PHOTO DAVID BOILY, LA PRESSE- Montreal---Premier ministre Stephen Harper s'arrete prononcer une allocution chez Globe Electric a Pointe-Claire. Photo illustrant la securite entourrant le PM.----25 aout 2015-GEN # 773346

Les femmes votent elles aussi!

M. Harper refuse de participer à un débat sur les enjeux qui touchent les femmes. Pas de surprise!
Dans un tel débat, les conservateurs ne pourraient que perdre des plumes! Examinons un peu les reculs qu'on subit des femmes canadiennes sous la férule du gouvernement Harper 
- l'élimination du financement du projet de base de données de Soeurs d'Esprit, qui recensait les femmes autochtones disparues, et le refus de créer une commission d'enquête nationale sur les causes de la disparition et du meurtre de près de 1200 femmes autochtones (selon les chiffres de la GRC)
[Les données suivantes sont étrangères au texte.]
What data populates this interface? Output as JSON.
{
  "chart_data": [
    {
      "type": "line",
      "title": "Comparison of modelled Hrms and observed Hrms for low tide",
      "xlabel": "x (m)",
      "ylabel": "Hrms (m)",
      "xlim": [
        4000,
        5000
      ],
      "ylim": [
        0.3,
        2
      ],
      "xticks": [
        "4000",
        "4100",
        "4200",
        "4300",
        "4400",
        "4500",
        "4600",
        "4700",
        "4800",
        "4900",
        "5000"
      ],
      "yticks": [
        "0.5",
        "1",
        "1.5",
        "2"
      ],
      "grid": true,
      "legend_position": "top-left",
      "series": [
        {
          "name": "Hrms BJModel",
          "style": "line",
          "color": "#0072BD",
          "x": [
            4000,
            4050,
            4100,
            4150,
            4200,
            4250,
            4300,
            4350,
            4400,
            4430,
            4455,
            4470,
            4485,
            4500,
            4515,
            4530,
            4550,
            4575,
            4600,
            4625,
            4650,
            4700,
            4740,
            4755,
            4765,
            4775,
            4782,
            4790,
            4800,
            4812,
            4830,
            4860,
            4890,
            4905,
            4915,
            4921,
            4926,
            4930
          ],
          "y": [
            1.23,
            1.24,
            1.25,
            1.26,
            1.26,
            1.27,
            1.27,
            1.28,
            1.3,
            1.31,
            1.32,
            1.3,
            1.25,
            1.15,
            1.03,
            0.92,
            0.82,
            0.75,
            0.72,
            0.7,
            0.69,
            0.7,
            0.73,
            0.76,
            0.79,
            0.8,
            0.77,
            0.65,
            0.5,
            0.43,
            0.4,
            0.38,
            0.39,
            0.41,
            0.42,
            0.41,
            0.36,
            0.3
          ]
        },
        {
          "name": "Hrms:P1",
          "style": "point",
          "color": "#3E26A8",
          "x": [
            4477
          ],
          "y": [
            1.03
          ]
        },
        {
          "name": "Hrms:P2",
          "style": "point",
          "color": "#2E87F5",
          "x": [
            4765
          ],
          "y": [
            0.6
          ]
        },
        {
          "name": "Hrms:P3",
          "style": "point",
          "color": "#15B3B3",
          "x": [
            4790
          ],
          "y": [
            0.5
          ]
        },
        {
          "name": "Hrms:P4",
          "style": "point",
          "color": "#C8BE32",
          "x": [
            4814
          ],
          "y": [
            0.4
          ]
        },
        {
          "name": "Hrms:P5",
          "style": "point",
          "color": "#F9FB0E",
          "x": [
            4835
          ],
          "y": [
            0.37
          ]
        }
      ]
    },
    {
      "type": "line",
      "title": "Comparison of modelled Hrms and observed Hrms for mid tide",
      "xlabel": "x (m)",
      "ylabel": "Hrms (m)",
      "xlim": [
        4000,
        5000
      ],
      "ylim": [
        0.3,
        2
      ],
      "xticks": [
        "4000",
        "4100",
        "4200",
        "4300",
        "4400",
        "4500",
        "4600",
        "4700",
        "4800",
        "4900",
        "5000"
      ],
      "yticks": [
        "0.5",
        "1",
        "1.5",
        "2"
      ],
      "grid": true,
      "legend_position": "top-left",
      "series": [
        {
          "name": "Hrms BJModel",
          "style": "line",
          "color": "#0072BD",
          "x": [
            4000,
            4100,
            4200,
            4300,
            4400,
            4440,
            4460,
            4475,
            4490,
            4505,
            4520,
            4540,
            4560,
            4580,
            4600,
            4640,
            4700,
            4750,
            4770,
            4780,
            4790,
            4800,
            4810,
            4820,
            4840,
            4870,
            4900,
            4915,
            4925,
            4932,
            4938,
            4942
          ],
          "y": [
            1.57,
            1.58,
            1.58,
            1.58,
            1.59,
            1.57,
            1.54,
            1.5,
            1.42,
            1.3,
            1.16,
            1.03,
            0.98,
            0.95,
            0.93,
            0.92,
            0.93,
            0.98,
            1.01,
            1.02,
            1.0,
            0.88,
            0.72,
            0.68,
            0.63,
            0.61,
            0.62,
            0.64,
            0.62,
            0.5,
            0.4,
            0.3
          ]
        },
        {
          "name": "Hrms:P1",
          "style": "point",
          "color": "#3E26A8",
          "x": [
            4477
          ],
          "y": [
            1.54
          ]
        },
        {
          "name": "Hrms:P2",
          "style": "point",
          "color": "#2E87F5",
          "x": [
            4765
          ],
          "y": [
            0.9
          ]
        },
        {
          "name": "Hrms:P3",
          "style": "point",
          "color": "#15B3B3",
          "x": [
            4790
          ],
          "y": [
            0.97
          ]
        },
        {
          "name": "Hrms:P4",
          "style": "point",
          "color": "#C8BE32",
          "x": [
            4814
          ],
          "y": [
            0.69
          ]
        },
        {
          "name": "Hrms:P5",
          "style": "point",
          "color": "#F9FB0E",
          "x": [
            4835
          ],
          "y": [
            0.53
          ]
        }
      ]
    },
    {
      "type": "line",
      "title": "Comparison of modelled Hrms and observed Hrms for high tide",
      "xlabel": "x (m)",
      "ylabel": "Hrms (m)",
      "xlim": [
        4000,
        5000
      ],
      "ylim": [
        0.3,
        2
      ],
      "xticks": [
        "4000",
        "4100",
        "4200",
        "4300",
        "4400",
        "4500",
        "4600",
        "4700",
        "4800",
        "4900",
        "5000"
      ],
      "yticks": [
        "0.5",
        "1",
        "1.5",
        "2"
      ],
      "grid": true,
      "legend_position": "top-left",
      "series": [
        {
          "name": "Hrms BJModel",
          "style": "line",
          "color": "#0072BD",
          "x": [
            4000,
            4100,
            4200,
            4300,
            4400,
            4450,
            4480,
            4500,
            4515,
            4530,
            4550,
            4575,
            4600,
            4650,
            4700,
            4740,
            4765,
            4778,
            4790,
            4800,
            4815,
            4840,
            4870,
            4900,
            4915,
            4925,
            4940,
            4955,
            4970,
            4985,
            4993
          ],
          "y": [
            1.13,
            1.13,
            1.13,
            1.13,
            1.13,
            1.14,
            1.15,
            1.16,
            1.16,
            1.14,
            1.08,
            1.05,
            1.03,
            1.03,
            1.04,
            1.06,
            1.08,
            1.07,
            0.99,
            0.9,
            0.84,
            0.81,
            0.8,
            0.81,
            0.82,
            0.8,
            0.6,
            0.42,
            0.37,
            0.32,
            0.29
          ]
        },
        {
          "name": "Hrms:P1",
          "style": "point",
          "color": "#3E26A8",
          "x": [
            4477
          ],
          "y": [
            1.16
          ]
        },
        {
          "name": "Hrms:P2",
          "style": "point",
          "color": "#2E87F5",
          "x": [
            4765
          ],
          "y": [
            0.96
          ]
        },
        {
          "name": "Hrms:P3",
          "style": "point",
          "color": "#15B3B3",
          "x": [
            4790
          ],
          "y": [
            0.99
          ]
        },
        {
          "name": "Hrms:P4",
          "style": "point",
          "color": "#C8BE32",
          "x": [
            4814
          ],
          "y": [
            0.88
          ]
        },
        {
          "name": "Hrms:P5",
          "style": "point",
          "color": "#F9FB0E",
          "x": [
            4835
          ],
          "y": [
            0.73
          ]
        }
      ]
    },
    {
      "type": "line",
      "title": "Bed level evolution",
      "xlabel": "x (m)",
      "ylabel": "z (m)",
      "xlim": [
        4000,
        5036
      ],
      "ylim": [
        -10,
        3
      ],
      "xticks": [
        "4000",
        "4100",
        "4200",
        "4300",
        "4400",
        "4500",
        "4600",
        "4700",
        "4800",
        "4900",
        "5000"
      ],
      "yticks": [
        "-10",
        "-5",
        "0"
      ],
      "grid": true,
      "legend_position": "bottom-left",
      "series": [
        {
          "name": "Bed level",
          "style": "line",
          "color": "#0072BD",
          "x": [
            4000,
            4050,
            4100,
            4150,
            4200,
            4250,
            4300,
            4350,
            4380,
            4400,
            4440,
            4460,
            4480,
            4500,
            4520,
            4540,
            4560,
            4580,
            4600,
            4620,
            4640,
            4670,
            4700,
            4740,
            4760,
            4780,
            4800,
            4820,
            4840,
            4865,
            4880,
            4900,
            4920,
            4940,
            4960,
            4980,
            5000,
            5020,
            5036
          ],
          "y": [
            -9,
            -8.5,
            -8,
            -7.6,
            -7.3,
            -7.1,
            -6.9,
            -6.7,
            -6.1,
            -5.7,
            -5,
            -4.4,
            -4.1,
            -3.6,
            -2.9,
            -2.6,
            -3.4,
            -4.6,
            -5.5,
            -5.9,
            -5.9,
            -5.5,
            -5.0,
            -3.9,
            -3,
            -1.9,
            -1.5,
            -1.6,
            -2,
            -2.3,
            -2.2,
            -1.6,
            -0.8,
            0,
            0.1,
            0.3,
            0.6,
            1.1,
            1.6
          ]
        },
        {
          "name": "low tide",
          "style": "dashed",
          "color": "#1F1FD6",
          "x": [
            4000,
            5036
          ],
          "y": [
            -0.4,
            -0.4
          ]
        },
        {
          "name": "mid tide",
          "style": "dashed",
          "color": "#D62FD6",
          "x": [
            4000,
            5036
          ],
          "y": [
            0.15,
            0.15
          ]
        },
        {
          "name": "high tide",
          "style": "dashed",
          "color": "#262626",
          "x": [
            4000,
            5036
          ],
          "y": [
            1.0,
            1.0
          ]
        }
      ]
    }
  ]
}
- une réduction de 37 % du budget de Condition féminine Canada (http://www.swc-cfc.gc.ca/index-fr.html) et la fermeture de 12 de ses 16 bureaux régionaux
- l'abolition du Programme de contestation judiciaire qui soutenait financièrement les femmes, les organisations féministes et les groupes minoritaires pour s'adresser aux tribunaux pour obtenir l'égalité
- l'élimination de l'aide financière aux groupes de femmes pour la recherche, le lobbying et la défense des droits des femmes dans le but évident de museler les femmes progressistes - dans un même temps, le gouvernement conservateur a augmenté son aide aux organisations religieuses et à but lucratif
- l'abandon du programme national de garderies: sous prétexte d'offrir plus de choix aux parents, les conservateurs ont plutôt créé une allocation imposable de 100 $ par mois par enfant d'âge préscolaire, un montant à peine suffisant pour payer une gardienne de temps à autre - en décembre 2008, l'UNICEF a classé le Canada dernier sur 25 pays industrialisés en matière d'apprentissage et de garde de jeunes enfants.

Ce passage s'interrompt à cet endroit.